Milwaukee’s John Stano performs magic on guitar and harmonica, with lyrics that catch the seemingly mundane moments of life with memorable vivacity. He is out with two recent albums, one from a public performance and another at a private studio.
On Live at: The South Shore Farmers Market, the veteran Cream City folkie’s 15-song set attracted a significant crowd amid a bevy of produce and handicrafts shoppers. Some of his numbers derive from his previous albums, a few are dry runs for the more recent Digging Out in the Heartland, and one is a melodically winsome musing on the unusual nature of his playing at such a place as a farmers market. Though it may not have been his usual time for gigging, his voice and guitar mastery are no worse for being employed at an earlier hour. Live closes with a studio-recorded ode to Milwaukee County’s Oak Leaf Trail biking and hiking path, written at the behest of one of the co-authors of a recent book about it.

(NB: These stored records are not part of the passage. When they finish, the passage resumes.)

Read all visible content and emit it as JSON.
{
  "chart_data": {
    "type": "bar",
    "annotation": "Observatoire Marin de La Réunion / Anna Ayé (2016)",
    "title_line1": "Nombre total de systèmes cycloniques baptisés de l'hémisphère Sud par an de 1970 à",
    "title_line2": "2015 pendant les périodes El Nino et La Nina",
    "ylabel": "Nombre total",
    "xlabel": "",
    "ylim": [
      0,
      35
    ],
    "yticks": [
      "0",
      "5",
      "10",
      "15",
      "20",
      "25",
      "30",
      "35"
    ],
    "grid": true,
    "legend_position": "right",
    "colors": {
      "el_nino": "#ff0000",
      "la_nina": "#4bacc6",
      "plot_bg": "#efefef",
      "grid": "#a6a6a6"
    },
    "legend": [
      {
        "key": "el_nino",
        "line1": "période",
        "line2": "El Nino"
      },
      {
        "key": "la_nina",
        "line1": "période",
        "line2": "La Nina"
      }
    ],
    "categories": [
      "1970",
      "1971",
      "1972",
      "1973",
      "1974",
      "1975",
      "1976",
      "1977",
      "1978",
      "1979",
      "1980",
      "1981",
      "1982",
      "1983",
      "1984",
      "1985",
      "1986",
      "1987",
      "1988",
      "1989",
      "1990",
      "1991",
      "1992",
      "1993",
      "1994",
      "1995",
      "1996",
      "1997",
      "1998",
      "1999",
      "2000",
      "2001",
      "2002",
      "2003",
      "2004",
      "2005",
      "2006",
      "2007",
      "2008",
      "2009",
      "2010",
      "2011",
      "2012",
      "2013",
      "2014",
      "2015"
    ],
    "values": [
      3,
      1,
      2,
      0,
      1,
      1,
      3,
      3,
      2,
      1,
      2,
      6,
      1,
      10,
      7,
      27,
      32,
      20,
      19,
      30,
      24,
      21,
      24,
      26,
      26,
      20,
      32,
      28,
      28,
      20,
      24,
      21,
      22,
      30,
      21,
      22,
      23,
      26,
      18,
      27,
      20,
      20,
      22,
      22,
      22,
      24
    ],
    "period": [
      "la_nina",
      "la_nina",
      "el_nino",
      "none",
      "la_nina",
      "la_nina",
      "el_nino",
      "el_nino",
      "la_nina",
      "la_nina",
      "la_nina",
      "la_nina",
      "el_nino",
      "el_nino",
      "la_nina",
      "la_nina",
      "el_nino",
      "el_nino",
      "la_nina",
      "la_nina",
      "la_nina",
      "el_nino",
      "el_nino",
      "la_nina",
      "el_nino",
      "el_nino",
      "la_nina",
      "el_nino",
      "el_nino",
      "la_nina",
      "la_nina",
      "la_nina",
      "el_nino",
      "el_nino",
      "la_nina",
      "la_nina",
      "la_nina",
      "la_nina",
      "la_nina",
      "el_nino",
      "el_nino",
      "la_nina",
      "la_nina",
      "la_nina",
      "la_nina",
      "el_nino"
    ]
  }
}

That number’s ambling groove sounds like a transition to some of the best of Stano’s latest studio effort. Digging Out in the Heartland is a uniformly engaging set of minimal, modern folk. The accompaniment isn’t much more elaborate than his farmers market outing. But it can be memorable when his friends and he make the effort to add more, like the Dixieland clarinet on Stano’s comical grousing about his efforts to get into heaven being met with resistance from St. Peter. In the main, though, Digging balances songs about loneliness, be it as a one-man band or a divorcee, with others about fellowship with his dad or fellow musicians. His vocal resemblance to John Prine may be a plus for some, but Stano’s songwriting voice is his own, apt for the folksinger’s task of chronicling the local while relating it to the universal.